There are surgical tools used in ways that are clearly improper to even those of us watching who have no medical training. There are cracking and crunching noises that will set viewers’ teeth on edge as they wonder if that’s a sound a bone should ever make. And there are an uncomfortable number of times that Duntsch’s surgical team looks at him in horror for what he’s doing, even as they question him aloud.
All of this was carefully orchestrated by Jackson and “Dr. Death” showrunner Patrick Macmanus to illustrate the exact way Duntsch performed so many wrong surgeries.
“I had the opportunity to go and observe several live surgeries,” Jackson told TheWrap. “So I was able to see what competent people doing it the right way looks like. And then we had a spinal surgeon who was available to us, but was also with us on set, to walk us through the procedures, like, ‘It was going well until here and then this thing happened and it goes completely off the rails.’ So I had access to the people and tools that I needed to be able to get things so horribly, horribly wrong.”
“Dr. Death” follows Duntsch as he makes error after fatal error, until two fellow physicians, neurosurgeon Robert Henderson (Alec Baldwin) and vascular surgeon Randall Kirby (Christian Slater), as well as Dallas prosecutor Michelle Shughart (AnnaSophia Robb), realize what he’s doing and set out to stop him. But before they can, he racks up a wild number of “catastrophic mistakes” that Jackson said were not at all dramatized.
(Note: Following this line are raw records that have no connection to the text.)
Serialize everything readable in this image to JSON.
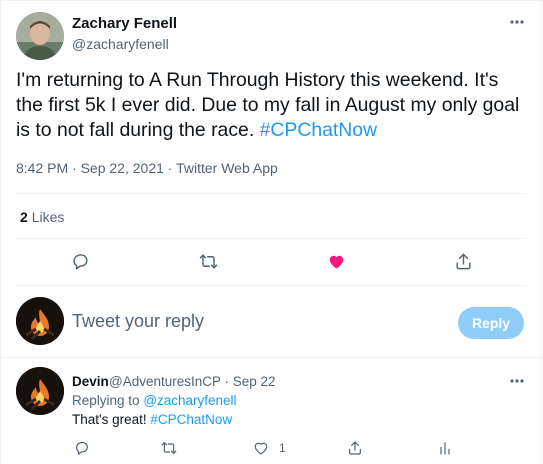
{
  "tweet": {
    "author": {
      "name": "Zachary Fenell",
      "handle": "@zacharyfenell",
      "avatar": "person-avatar"
    },
    "text": "I'm returning to A Run Through History this weekend. It's the first 5k I ever did. Due to my fall in August my only goal is to not fall during the race.",
    "hashtag": "#CPChatNow",
    "time": "8:42 PM",
    "date": "Sep 22, 2021",
    "source": "Twitter Web App",
    "likes_count": "2",
    "likes_label": "Likes",
    "liked": true,
    "actions": [
      "reply-icon",
      "retweet-icon",
      "heart-icon",
      "share-icon"
    ]
  },
  "reply_composer": {
    "placeholder": "Tweet your reply",
    "button_label": "Reply"
  },
  "reply": {
    "name": "Devin",
    "handle": "@AdventuresInCP",
    "date": "Sep 22",
    "replying_to_label": "Replying to",
    "replying_to_handle": "@zacharyfenell",
    "text": "That's great!",
    "hashtag": "#CPChatNow",
    "like_count": "1",
    "actions": [
      "reply-icon",
      "retweet-icon",
      "heart-icon",
      "share-icon",
      "analytics-icon"
    ]
  },
  "colors": {
    "accent": "#1d9bf0",
    "like": "#f91880",
    "muted_text": "#536471",
    "reply_button_disabled": "#8ecdf8"
  }
}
“I wish that we were embellishing for dramatic effect, but Patrick was very dedicated to the idea of getting that right,” Jackson said. “Of not turning it into a gory horror show just for the purposes of our show. Duntsch’s surgeries were that spectacularly bad. It wasn’t on the margins that he was making mistakes. He was making large, catastrophic mistakes.”
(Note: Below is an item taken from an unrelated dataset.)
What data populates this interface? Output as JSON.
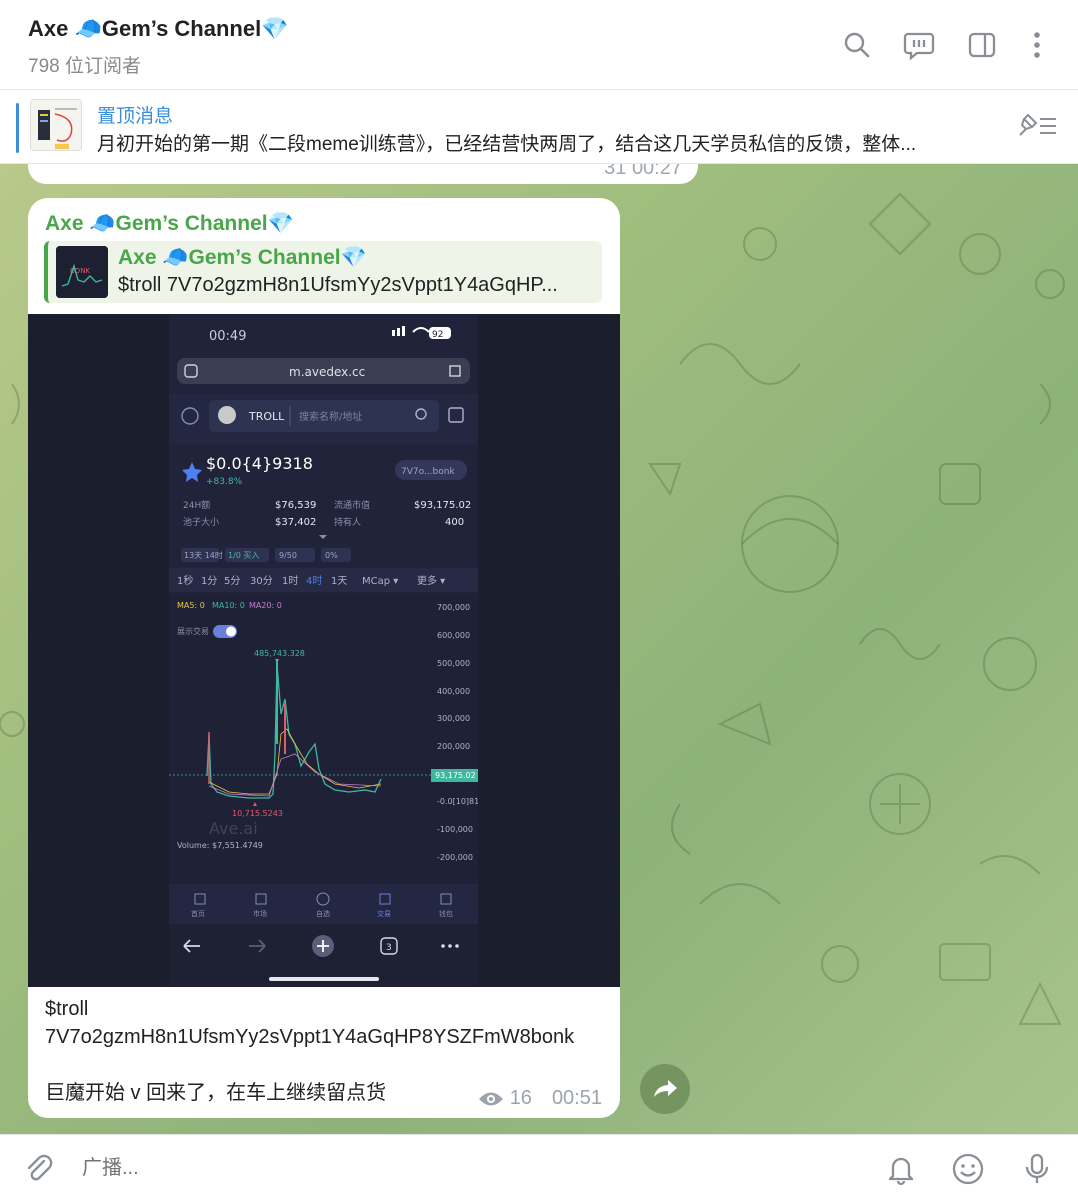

One thing Jackson did confirm for us is that, despite those spinal surgery noises being truly blood-curdling, they’re possibly the most normal part of Duntsch’s procedures.
“I will tell you, even a good surgery, the amount of force that gets used on the human spine in order to do even a good surgery with a good outcome, will give you nightmares for the rest of your life,” the Peacock star said. “Putting a screw into bone in my imagination was always, like, a delicate thing that happens. But no, it’s putting a screw into bone. And that metal-on-metal ‘tink’ sound, that will haunt me forever. That’s real. That’s just something that you hear inside of that surgical theater, and wow.”
All eight episodes of “Dr. Death” are streaming now on Peacock.